To ensure optimal performance for users during normal business hours, it is best to set the time period per day that represents peak hours. Using this time split, it is possible to ensure that fewer jobs are being executed by the task engine during peak times, giving end-users better access to system resources when they are actively using the system.
Enter peak hours for each day in the Peak Hours panel at the top of the page.
Task Services Setup
Settings for the entire platform can be determined in the mid panel or per task engine in the cluster (if running in multi-server mode).
Scaling Mode
Select how the cluster allocates resources to each task engine.
Task Engines Management Mode
Where the Task Engines Management Mode drop-down is present, services are running natively on Windows or Linux. In this case, you need to select one of the scaling modes as follows:
- Manual: The administrator manually sets which task servers will perform what activities and the number of threads to run concurrently during peak / off peak times.
- By Percentage: The administrator assigns a percentage "coverage" that each task activity should have across all the task servers in the cluster and lets the engine automatically assign resources accordingly.

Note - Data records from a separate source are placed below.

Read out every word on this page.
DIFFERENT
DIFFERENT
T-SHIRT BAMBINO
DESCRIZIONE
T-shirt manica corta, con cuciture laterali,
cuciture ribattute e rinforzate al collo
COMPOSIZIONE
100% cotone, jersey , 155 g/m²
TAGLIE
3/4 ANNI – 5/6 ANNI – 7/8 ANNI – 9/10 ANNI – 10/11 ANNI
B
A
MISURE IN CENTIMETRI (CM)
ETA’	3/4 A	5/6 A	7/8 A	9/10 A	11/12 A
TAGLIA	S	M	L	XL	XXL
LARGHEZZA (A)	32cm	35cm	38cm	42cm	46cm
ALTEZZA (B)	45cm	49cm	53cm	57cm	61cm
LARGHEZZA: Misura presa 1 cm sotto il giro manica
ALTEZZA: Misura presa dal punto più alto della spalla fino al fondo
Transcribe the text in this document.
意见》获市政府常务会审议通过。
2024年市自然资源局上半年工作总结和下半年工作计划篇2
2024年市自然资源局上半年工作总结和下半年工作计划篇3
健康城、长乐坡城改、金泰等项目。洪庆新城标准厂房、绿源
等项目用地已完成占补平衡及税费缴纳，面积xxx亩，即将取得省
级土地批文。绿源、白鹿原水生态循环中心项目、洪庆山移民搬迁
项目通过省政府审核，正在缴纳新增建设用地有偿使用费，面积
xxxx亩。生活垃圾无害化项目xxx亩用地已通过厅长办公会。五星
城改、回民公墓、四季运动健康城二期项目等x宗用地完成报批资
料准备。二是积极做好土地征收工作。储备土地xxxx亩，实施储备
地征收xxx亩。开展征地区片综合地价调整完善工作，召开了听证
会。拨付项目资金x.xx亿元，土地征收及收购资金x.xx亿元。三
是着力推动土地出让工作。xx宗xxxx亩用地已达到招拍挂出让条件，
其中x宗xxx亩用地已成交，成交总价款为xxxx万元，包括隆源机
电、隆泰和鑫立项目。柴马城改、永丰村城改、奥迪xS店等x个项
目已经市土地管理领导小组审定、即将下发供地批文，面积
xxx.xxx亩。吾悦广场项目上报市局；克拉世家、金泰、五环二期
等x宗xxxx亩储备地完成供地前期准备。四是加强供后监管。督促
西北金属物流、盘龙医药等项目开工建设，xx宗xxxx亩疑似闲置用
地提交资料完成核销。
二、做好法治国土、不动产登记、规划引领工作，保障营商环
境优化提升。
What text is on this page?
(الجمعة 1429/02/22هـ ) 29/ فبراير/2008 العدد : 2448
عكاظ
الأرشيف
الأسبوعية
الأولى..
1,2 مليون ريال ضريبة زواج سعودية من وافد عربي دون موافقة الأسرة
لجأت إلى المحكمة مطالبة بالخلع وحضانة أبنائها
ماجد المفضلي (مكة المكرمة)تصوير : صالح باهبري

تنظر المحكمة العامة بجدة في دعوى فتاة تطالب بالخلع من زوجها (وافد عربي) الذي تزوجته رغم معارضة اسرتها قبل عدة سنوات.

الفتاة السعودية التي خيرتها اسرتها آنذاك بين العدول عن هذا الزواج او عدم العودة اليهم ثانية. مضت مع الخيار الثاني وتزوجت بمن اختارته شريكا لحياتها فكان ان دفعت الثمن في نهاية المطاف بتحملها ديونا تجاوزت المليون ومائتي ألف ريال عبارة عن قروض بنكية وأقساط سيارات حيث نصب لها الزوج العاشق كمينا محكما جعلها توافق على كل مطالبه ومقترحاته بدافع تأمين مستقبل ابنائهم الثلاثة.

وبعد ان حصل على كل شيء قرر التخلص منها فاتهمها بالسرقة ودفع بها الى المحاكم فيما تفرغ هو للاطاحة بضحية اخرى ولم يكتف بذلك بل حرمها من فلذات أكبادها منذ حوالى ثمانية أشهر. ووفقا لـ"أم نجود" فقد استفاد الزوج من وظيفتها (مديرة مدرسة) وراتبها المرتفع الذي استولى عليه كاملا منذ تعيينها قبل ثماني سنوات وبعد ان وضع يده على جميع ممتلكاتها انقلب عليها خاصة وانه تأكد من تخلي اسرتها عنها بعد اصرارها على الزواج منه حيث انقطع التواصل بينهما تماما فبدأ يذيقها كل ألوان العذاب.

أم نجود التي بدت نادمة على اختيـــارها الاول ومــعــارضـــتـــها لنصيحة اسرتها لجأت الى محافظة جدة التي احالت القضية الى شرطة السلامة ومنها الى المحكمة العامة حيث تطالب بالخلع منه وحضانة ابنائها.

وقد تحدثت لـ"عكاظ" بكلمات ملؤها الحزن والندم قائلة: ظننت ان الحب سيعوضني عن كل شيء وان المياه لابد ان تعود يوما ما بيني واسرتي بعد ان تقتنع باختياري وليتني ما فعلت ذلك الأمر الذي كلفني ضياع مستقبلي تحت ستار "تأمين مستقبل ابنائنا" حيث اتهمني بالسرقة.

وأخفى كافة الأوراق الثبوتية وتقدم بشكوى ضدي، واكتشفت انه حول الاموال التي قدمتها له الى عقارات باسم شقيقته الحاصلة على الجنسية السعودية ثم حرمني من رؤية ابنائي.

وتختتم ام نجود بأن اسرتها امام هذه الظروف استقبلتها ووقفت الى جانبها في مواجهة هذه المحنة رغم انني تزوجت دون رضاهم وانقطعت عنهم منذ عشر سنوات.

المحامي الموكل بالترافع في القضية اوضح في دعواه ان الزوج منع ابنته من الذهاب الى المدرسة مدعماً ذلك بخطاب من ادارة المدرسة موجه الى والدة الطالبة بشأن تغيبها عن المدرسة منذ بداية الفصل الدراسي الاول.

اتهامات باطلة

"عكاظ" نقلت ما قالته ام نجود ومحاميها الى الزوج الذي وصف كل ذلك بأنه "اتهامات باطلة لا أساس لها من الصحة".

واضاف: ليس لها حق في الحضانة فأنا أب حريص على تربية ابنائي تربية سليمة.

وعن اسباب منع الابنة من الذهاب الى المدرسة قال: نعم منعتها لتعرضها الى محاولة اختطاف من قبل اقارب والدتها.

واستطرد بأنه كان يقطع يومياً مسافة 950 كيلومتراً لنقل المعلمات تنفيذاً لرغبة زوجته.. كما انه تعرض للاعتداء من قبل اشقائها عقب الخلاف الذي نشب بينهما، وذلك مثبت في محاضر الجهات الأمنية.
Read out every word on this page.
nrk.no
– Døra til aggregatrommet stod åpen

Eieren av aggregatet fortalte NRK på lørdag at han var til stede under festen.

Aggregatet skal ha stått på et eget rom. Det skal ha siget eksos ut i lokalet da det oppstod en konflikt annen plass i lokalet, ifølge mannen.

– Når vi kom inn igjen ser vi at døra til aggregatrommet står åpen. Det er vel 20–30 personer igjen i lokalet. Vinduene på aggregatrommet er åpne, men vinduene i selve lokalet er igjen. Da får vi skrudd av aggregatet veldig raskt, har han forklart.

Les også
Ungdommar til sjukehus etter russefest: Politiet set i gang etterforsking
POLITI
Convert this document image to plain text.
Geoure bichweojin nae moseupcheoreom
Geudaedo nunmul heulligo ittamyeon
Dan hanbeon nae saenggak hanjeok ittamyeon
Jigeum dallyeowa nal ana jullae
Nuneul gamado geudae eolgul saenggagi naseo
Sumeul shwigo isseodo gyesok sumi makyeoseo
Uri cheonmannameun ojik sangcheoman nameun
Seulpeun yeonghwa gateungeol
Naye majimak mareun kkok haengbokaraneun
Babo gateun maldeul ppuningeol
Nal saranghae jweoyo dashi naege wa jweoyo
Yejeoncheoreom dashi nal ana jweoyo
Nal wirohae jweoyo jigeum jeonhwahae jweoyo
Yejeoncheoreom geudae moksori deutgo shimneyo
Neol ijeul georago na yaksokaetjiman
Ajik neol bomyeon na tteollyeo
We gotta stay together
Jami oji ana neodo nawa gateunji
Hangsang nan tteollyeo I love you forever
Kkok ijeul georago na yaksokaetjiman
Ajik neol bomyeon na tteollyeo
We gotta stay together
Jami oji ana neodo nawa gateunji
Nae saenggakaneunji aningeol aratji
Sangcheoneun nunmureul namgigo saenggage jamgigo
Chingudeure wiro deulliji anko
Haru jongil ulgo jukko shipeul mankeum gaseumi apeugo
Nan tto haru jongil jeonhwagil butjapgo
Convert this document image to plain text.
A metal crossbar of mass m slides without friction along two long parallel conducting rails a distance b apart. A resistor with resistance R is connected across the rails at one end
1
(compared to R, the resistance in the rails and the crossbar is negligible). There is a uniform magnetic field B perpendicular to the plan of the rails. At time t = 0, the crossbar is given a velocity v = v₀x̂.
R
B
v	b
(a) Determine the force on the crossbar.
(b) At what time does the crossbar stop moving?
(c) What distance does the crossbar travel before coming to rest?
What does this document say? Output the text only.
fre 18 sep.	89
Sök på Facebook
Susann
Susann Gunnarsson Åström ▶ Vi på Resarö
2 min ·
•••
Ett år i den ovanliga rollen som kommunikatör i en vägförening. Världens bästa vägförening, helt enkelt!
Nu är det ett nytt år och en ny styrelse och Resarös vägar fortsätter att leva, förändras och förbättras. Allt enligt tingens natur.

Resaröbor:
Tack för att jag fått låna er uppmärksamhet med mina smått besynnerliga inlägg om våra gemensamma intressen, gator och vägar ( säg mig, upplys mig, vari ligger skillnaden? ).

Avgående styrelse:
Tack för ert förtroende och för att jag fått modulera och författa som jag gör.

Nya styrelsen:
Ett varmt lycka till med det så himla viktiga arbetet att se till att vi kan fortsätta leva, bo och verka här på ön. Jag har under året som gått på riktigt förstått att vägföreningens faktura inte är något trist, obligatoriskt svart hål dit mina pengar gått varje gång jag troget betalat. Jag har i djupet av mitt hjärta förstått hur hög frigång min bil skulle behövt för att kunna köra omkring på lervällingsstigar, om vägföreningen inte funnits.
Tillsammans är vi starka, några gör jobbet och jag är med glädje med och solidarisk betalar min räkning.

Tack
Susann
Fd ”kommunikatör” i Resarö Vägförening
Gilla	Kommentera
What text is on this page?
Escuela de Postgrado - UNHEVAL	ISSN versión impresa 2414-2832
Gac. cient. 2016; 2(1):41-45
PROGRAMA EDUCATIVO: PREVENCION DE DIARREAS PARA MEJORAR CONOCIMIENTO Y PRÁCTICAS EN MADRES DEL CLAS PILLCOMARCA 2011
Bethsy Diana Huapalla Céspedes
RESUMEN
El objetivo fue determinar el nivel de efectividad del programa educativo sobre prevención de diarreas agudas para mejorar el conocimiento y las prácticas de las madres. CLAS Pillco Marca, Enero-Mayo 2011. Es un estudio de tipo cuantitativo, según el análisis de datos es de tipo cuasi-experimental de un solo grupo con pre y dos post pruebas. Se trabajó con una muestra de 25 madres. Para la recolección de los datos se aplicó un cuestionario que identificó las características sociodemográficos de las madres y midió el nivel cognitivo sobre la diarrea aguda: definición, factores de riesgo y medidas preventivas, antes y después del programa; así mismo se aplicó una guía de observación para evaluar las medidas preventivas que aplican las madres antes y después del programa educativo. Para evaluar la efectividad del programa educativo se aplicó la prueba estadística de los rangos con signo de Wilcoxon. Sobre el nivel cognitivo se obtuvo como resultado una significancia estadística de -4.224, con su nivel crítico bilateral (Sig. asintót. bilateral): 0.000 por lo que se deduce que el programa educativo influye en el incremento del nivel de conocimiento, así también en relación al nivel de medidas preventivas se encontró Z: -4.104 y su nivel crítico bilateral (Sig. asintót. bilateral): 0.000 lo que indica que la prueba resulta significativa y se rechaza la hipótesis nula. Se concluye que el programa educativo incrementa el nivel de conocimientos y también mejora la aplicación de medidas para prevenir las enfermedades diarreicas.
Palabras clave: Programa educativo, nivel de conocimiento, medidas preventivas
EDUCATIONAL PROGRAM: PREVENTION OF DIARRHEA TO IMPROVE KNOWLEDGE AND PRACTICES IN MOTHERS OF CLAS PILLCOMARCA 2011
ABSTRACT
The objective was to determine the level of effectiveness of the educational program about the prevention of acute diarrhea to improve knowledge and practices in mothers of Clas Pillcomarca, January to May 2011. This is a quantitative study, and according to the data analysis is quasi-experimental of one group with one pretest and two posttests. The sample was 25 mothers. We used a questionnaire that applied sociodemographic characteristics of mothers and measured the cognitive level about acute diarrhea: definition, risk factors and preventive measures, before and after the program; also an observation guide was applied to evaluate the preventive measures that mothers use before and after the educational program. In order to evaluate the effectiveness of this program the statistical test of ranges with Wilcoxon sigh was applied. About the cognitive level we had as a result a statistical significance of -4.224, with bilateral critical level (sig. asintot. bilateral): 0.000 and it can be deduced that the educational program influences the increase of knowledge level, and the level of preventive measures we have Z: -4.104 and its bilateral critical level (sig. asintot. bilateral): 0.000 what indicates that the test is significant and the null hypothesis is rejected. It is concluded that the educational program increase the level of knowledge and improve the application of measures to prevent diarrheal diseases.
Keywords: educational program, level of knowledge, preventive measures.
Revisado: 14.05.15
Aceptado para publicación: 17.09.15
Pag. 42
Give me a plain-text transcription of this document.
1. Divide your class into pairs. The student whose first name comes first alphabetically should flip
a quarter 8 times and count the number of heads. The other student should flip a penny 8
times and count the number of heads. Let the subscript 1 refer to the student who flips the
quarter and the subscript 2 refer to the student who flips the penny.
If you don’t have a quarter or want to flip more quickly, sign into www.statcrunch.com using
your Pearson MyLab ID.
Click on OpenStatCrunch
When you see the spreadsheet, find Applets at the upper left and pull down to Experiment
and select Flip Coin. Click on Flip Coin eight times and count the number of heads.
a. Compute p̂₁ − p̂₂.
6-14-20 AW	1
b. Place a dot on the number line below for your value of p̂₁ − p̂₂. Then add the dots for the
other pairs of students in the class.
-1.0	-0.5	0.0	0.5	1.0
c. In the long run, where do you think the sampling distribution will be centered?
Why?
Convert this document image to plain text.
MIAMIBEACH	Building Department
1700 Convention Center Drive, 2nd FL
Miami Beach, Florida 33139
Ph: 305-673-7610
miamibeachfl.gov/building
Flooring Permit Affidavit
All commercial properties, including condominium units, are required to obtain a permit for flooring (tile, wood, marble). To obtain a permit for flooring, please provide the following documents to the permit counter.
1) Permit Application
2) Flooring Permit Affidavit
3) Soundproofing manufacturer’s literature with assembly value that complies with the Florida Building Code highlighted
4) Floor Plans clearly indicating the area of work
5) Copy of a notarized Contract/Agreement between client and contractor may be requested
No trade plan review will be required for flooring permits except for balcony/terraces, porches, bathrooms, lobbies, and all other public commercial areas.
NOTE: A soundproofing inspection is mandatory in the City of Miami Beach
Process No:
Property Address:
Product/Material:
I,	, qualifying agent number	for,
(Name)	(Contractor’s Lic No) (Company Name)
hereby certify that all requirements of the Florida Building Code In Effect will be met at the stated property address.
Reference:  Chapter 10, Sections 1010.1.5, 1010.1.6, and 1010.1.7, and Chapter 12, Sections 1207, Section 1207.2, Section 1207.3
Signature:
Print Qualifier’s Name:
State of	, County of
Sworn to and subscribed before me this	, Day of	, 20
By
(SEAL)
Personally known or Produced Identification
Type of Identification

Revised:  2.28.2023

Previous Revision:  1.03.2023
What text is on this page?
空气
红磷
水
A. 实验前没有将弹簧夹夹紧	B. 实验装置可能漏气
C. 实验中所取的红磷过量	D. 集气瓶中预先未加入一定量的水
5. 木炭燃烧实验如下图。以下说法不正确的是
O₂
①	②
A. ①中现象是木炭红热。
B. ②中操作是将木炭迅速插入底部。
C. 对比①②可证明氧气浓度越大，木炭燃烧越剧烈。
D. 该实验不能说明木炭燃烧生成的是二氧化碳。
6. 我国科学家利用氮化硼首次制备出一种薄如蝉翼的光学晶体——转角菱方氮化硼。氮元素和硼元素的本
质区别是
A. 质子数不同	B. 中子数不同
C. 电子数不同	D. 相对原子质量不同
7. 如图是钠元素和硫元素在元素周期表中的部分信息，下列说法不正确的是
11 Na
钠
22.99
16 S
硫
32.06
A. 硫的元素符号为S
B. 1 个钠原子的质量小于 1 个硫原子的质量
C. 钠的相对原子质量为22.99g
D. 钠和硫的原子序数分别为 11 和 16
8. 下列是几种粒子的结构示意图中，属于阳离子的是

Typically, if the cluster is built manually, with additional nodes added on an irregular basis, the manual model is preferred - because admins are given control for how to allocate task activities. If the cluster shrinks and grows automatically, then the manual approach is infeasible and the automatic approach (by percentage) must be used instead.
Kubernetes Scaling Mode
Where you are using a Kubernetes deployment, there is no Task Engines Management Mode drop-down. In this case, the scaling setup operates by spawning satellite pods automatically in response to additional ETLs being run. The settings that are specific to Kubernetes are:
- Data Processing Pod Memory (GB): The amount of memory (RAM) available to the pod by default. This is the memory assigned for the pod. You may want to increase it if your ETL is heavy or fails with an out of memory error.
- Data Processing Pod CPU: The amount of CPU the pod receives by default.
Settings
- Peak threads / Off peak threads: The number of tasks that can be run by the task engines during the hours set, on specific days of the week. Generally, the peak threads should be low enough to eliminate resource competition with users, while the off-peak threads can be increased to ensure maximum usage of resources when users are not on the system (both off hours and off days).
- Task Type: In a multi-server configuration, it's possible to designate which task engine will run which type of task Print / Publish vs Data processing / ETL, or both. Being able to designate task type by server provides administrators with control over resource allocation, performance settings (at the hardware level), and system throughput.